Tom closed his eyes and put his hands on his hips. “That’s different.”
“How is that different?”
“He’s a psycho, you aren’t. And don’t you dare stand there and tell me he wouldn’t grab you in a second and… and...” he trailed off, the muscles in his jaw working and he clenched his teeth together. “He brought this on us.”
Jessica remembered the words she said to Chris at the lighthouse. “Okay, I’ll admit he may have led Frank to us, but I don’t believe for a second he knew.
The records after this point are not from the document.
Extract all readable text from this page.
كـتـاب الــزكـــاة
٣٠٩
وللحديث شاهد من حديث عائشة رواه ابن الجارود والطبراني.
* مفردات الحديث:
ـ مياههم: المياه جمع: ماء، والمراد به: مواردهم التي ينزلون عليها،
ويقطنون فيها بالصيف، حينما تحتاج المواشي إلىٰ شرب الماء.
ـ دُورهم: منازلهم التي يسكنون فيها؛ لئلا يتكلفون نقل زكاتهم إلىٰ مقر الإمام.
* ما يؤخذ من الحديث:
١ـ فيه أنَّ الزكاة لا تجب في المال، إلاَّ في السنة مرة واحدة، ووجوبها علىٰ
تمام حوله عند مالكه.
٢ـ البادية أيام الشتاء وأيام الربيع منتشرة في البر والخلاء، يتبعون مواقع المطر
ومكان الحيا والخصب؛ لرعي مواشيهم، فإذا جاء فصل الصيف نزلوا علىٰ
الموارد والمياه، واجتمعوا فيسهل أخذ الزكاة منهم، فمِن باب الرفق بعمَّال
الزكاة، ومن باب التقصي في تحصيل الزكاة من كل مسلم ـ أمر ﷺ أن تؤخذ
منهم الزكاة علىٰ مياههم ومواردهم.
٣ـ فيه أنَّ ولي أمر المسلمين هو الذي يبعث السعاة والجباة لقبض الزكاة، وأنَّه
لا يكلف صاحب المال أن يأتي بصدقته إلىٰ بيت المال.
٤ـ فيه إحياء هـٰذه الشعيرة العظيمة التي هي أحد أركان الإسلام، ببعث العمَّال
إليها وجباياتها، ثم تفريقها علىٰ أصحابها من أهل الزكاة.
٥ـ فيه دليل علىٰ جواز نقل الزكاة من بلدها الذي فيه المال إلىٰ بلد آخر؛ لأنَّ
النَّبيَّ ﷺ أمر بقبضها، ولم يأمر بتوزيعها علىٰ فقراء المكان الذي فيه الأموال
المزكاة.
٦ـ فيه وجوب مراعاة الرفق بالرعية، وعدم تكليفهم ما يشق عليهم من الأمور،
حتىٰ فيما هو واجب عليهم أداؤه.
Frank wants to kill all of us; he wants Ty to watch me die.” She paused and looked back in the direction of the house. “He came to give me exactly what I said I wanted, to save Emily.” She started to jog again and Tom followed. “I’d trade my life in a heartbeat for my kids.”
Tom kept pace with her. “What do we do now?”
“I have no idea.”
They slowed as they approached the driveway, walking the rest of the way. “I love you, Jess.”
“I know and I love you too.” She slung her arm around his waist despite his sweaty shirt and they walked up the front steps. “Did I thank you for coming with me?” She looked up into his blue eyes.
“Not in so many words.”
“Thank you.” She got on her tiptoes, kissing him gently and pressed the doorbell.
Eric opened the door and let them inside.
Daniel poked his head around the corner, the phone plastered to his ear and he waved them into the kitchen.
“They can see her today,” he said covering the phone. “I just need to find someone to be here when Eric gets home from school.”
“I’ll stay,” Tom offered without consulting Jessica.
She pressed her lips together, looking at him sideways, suddenly irritated that he didn’t want to come to the doctor’s office with them.
“You sure?” Daniel asked, his gaze bouncing from her to Tom and back.
“Yep, I’m sure,” Tom said and he looked at Jessica. “You don’t mind, do you?”